披耶蓬的怒火被彻底点燃,剧痛和耻辱让他发出野兽般的嘶吼。他不再有任何保留,像一台开足马力的战车,再次发起冲锋!这一次,他吸取教训,不再单纯依赖重拳,而是将泰拳中最具破坏力的武器——扫踢,发挥到了极致!
“呼!呼!呼!”
沉重的低扫腿如同钢鞭,带着恐怖的风压,连续不断地抽向他汶的支撑腿和大腿外侧。这是披耶蓬最擅长的战术,用绝对的力量不断累积伤害,削弱对手的移动和反击能力,最终再用重拳或膝撞完成终结!
他汶没有硬抗,而是利用灵巧的步法和距离控制,或提膝格挡,或侧身闪避,实在避不开的,也尽量用大腿肌肉最厚实的部位去承受,同时身体顺势卸力。
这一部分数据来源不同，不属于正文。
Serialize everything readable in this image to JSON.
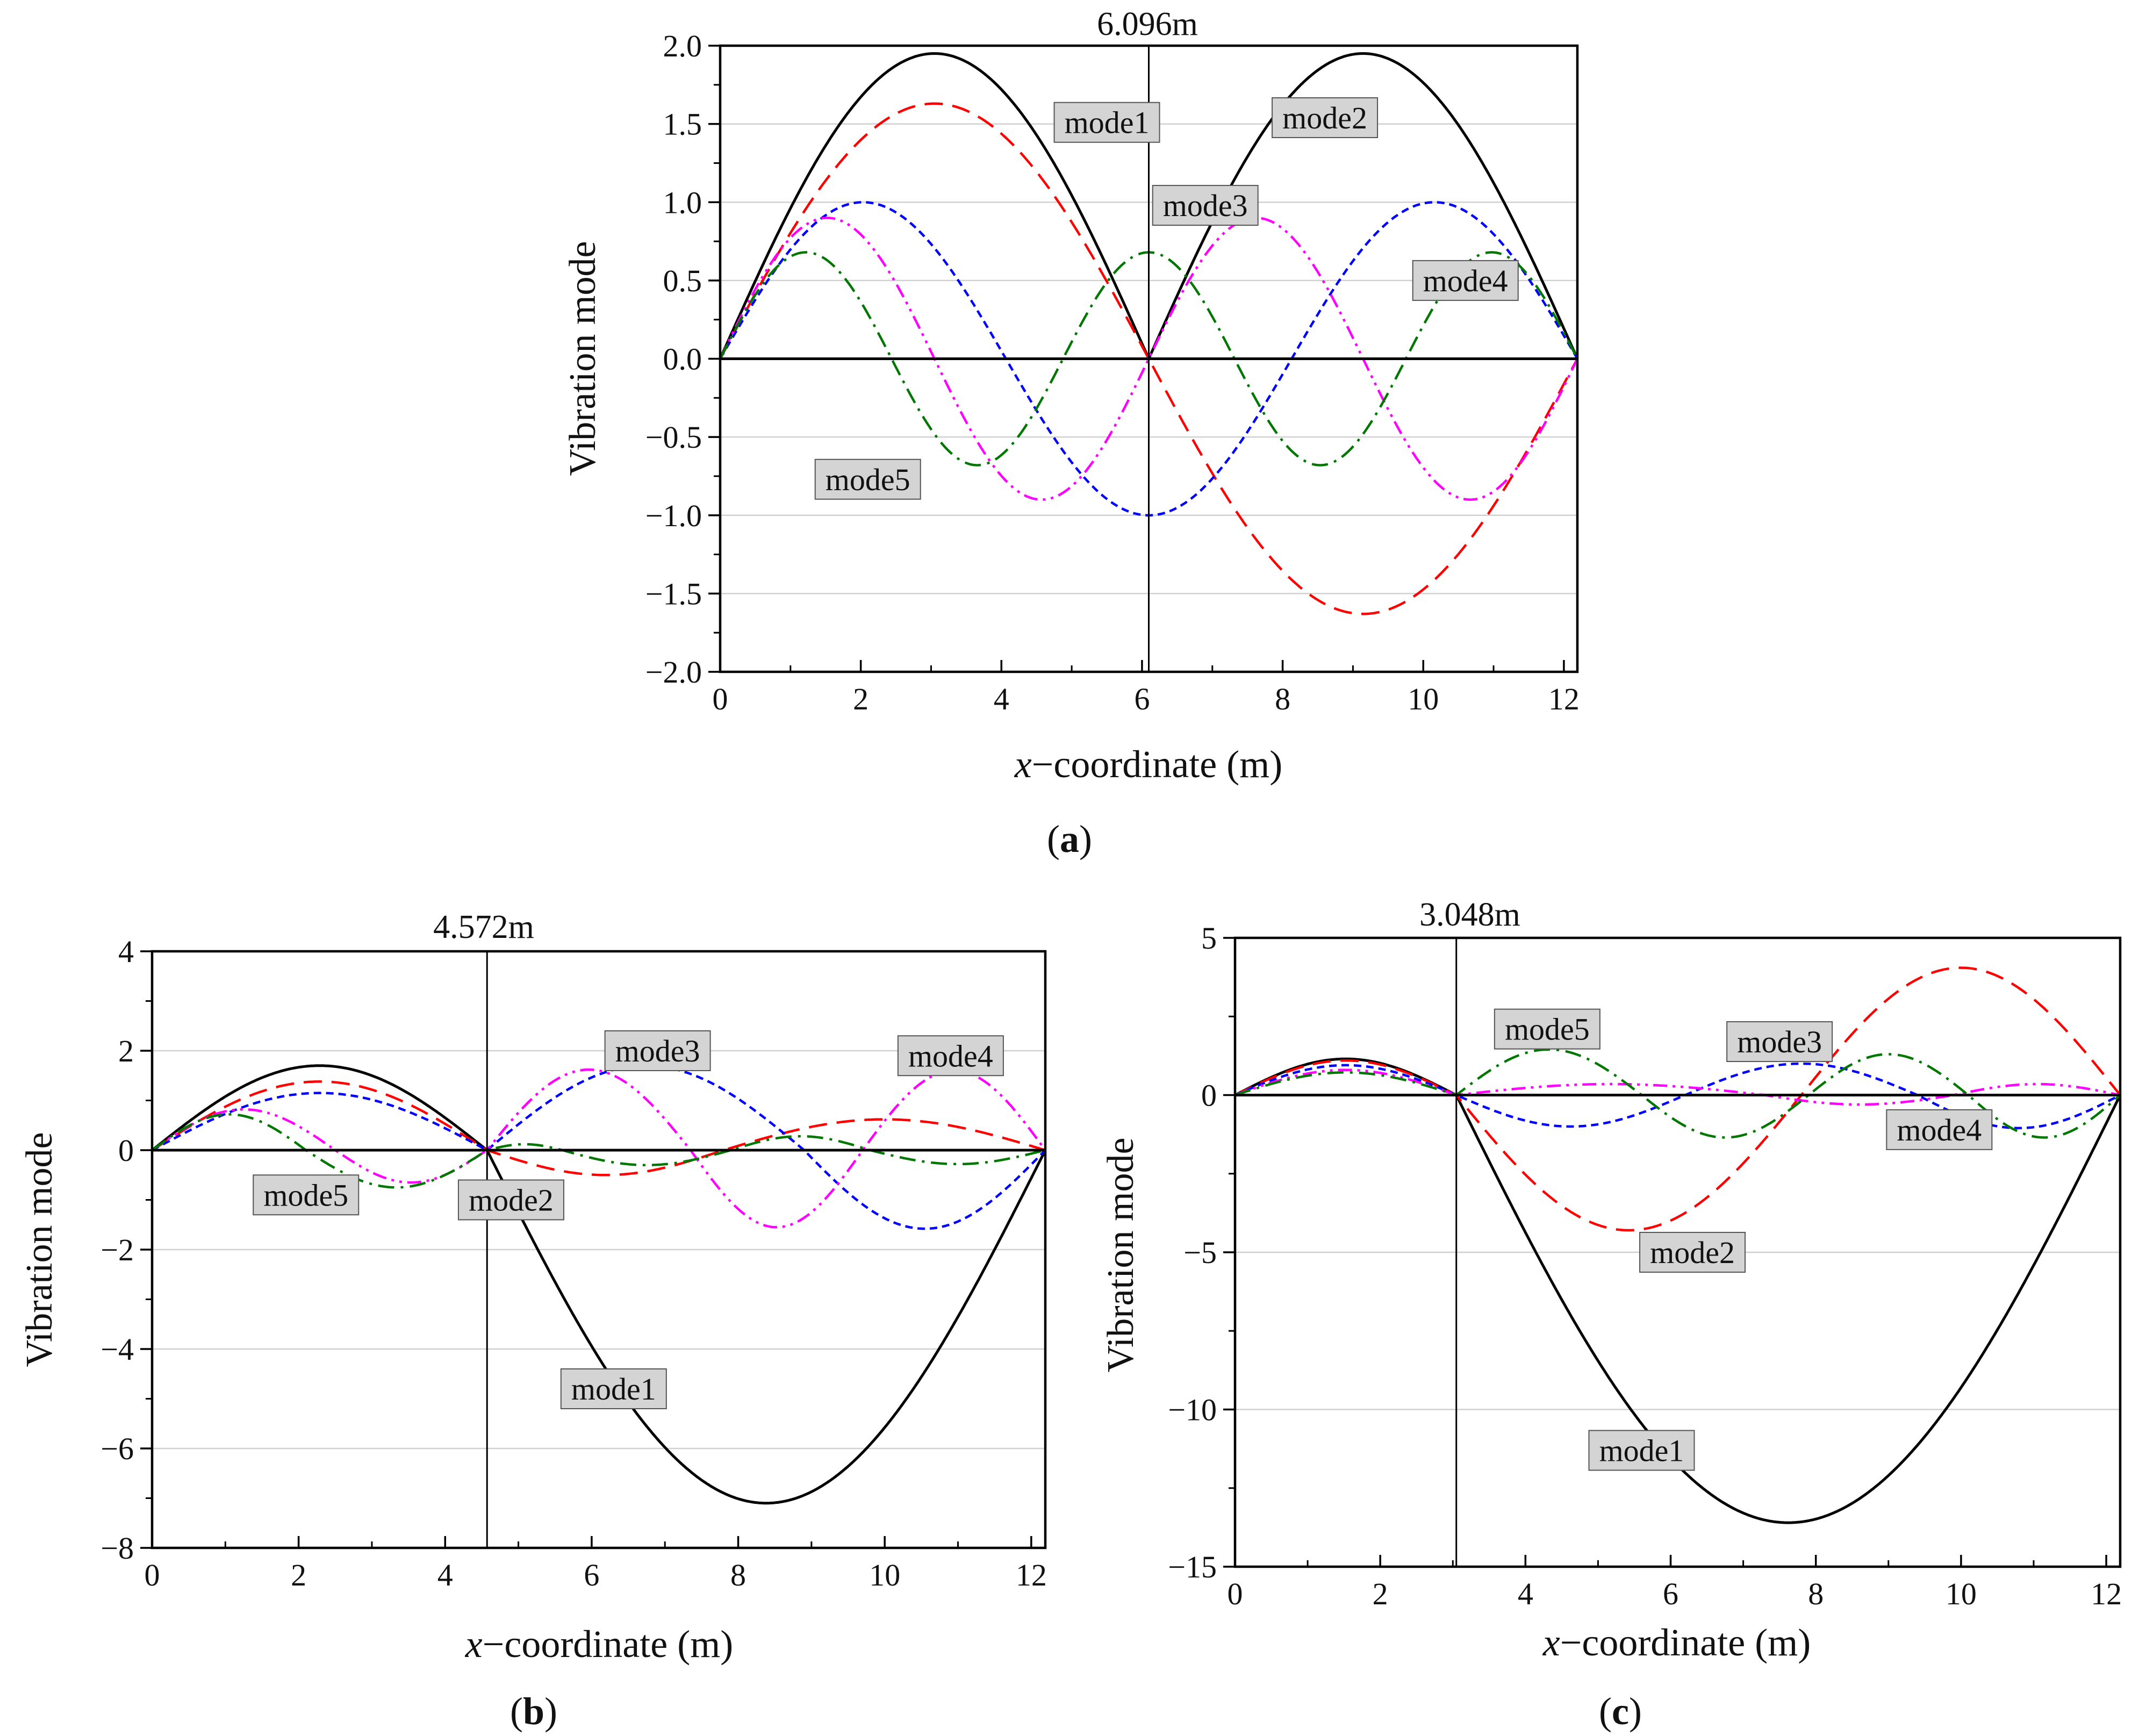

每一次格挡,都发出沉闷的“砰砰”声,听得人心头发颤。他的眼神却始终冷静如冰,仿佛那些足以让普通人骨头开裂的打击,只是无关痛痒的挠痒。
他在观察,在计算,在等待。等待那个最适合“死神”收割的瞬间。
披耶蓬久攻不下,焦躁更甚。他试图用组合拳压迫,再次将他汶逼入角落。他汶看似被动的防守,脚步却在细微地调整角度。
就在披耶蓬一记势大力沉的右摆拳再次轰出,身体重心因发力而微微前倾的刹那——
他汶动了!
他不再后退,而是以左脚为轴,身体猛地向右前方一个疾速的旋身!这个动作快到几乎留下残影,完美地避开了那记重拳,同时也将自己置于了披耶蓬的侧面——一个绝佳的攻击死角!
披耶蓬一拳挥空,心中警铃大作,但已经来不及了!
旋身的同时,他汶蓄满全身力量的左肘,如同出膛的炮弹,又如同死神挥舞的镰刀,划出一道冰冷而致命的弧线,精准无比地砸向披耶蓬因挥拳而暴露出的、毫无防备的右侧太阳穴!
“噗!”
一声令人牙酸的闷响!
时间仿佛在这一刻凝固了。
披耶蓬前冲的动作猛然僵住,眼中的暴戾和凶狠瞬间被一片茫然和空白取代。他的身体晃了晃,像一座被抽去基石的山峰,轰然向前栽倒!
“砰!”
沉重的身躯砸在擂台上,激起细微的尘埃。
一击!致命肘击!
全场死寂了大约半秒钟,随即,如同火山爆发般的声浪彻底淹没了伦披尼!
“ko——!!!死神!死神!”
“我的天!一肘!就一肘!”
“太快了!太准了!这就是死神!”
裁判立刻扑上去读秒,但所有人都知道,比赛已经结束了。“魔王”披耶蓬,这位以抗击打能力着称的恐怖拳手,在他汶那精准冷酷到极致的死神之肘下,连十秒都没撑过,彻底失去了意识。
“铛——!!!”
象征比赛结束的钟声急促响起。
裁判高高举起了他汶的手臂!
胜者——“死神”他汶!他以一场干净利落、极具震撼力的ko,强势挺进伦披尼年终冠军赛的决赛!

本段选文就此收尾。